Il est cependant vrai qu'il y a peu de gros événements régionaux, mais en cherchant bien il y a quand même des bars, et des petites fêtes le week-end sur Pau avec du monde, de l'ambiance et de la bonne musique.

Enfin on peut être satisfait de l'expansion prise par la scène paloise qui est désormais diverse et structurée: Tazsmania, Ypnozik, Rythmix, Hydrodisko, Mixômatoz, Le Thema, Le Sully, Analog Plenum... et beaucoup d'autres... chacun pouvant trouver son chat, sans cracher sur le voisin.

Muziq

Résumé des épisodes précédents : Si vous n'avez pas suivi ; branchez vous sur le site internet de muziq, non mais !
90-91

Alors que les années 80 ont marqué une période de créativité techno presque totalement underground, la décennie suivante représente une période faste pour ce genre musical. Les pionniers noirs américains sont réhabilités, on redécouvre Kraftwerk, la musique acousmatique, la techno-pop... Un public quasi mondial (plutôt blanc et riche quand même) peut alors s'emparer de cette musique pour repousser le genre vers d'autres contrées.

Il est alors amusant de constater que 90-91 sont des années d'une intense créativité. En guise de conclusion des articles précédents, je me propose de survoler les quelques genres qui marquèrent le début de cette décennie :

Bref on ne va pas non plus y passer la nuit car mon listing devient un peu pénible... et encore je n'ai pas parler de la trance allemande, de l'happy house et du gabber hollandais, de la trance de goa, de la progressive house... Les genres se font et se défont assez rapidement. Il faudra sans doute quelques années avant de bien comprendre ce qui s'est passé lors de ce qui fût la dernière décennie de ce siècle. Le temps impitoyable comme toujours, fera la distinction entre la bonne et mauvais herbe et on verra bien ce que l'on aura retenu de ces années fiévreuses de création techno.
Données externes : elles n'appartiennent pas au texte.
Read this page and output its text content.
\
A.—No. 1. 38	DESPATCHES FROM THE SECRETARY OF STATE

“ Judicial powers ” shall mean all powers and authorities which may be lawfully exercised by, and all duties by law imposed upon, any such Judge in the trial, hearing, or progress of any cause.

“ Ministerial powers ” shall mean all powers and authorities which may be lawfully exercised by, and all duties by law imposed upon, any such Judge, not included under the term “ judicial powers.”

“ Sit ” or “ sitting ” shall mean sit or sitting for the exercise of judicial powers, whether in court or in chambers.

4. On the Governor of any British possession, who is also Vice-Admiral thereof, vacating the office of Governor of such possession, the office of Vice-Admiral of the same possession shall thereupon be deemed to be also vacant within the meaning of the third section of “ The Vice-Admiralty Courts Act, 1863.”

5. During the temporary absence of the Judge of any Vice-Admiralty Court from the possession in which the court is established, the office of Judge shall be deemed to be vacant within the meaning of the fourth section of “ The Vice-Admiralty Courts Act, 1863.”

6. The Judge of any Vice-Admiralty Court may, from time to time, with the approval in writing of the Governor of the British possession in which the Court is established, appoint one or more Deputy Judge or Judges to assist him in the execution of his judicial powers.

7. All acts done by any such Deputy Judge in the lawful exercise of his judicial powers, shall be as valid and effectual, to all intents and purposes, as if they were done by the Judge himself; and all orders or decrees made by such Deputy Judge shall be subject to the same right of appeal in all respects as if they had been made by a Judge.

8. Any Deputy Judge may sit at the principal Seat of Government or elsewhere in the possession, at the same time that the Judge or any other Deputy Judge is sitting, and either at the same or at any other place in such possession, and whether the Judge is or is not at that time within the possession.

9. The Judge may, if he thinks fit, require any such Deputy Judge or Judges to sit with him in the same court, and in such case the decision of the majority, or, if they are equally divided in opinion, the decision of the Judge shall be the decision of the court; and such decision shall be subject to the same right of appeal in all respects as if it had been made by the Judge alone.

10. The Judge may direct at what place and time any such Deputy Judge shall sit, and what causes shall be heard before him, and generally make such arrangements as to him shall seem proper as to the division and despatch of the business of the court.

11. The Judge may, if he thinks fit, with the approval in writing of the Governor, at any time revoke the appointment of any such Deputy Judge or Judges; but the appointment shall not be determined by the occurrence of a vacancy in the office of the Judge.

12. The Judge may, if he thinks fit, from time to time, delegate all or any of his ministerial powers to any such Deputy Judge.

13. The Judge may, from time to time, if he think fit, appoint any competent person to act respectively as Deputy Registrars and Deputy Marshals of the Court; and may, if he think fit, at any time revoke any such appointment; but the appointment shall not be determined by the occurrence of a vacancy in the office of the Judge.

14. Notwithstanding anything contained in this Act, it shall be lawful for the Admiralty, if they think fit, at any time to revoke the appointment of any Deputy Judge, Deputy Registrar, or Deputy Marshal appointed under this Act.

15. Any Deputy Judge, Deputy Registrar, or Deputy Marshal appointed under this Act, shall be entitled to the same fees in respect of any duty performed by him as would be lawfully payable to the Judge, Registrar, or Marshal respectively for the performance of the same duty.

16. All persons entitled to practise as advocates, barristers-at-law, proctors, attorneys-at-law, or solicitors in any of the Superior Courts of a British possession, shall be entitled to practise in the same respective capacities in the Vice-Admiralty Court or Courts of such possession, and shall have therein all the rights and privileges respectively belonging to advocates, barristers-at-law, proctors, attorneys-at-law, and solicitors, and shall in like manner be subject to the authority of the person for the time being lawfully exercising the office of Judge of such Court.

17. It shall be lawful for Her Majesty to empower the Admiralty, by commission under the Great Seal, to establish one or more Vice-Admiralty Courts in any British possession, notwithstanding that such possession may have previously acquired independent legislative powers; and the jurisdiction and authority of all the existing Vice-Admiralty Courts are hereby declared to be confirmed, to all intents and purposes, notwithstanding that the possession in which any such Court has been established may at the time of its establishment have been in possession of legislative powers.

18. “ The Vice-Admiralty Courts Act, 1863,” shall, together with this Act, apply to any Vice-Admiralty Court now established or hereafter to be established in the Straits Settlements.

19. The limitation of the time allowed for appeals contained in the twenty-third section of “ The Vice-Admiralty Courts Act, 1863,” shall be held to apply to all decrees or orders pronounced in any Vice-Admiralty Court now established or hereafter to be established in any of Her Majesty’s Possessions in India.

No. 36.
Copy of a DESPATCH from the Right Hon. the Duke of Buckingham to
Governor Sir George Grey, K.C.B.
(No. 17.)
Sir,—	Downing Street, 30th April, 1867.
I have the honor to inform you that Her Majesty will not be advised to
A dans quelques années donc...
Alain

Jack de Marseille

Muziq : Tu reviens de la Techno Parade, gros événement français ?
Jack
: Oui. 36 chars venus de partout... et la possibilité de faire la fête dans la rue, c'est un réel aboutissement des efforts menés entre les organisateurs et les autorités. Surtout, pendant la Parade, tous les styles étaient représentés.

M : Les styles ? ...quel est le tien ?
J
: Je joue ce que j'aime en général, plus j'ai de temps pour mixer plus je m'éclate et plus c'est intéressant. Sinon je n'aime pas trop le mot style, très énervant cette manie de coller des étiquettes ! Maintenant on me dit Dj Techno depuis que je mixe sur des grosses scènes.

M : Ta dernière expérience sur une grosse scène ?
J
: Le Sonar pour la première fois cette année et je pense que c'est super de jouer en Espagne, j'ai un peu stressé pour construire mon set (Jack ne prépare jamais à l'avance) et le temps m'était restreint, j'ai du jouer une heure. Mais l'essentiel est que tout le monde ait dansé !

M : Parle nous un peu plus de l'Espagne, où as-tu joué ?
J
: La première fois c'était à la Sala des Cel, après au Rachdingue, à Oviedo, à l'Itzela (pendant ce temps Jack signe quelques autographes...) et au Ku aussi.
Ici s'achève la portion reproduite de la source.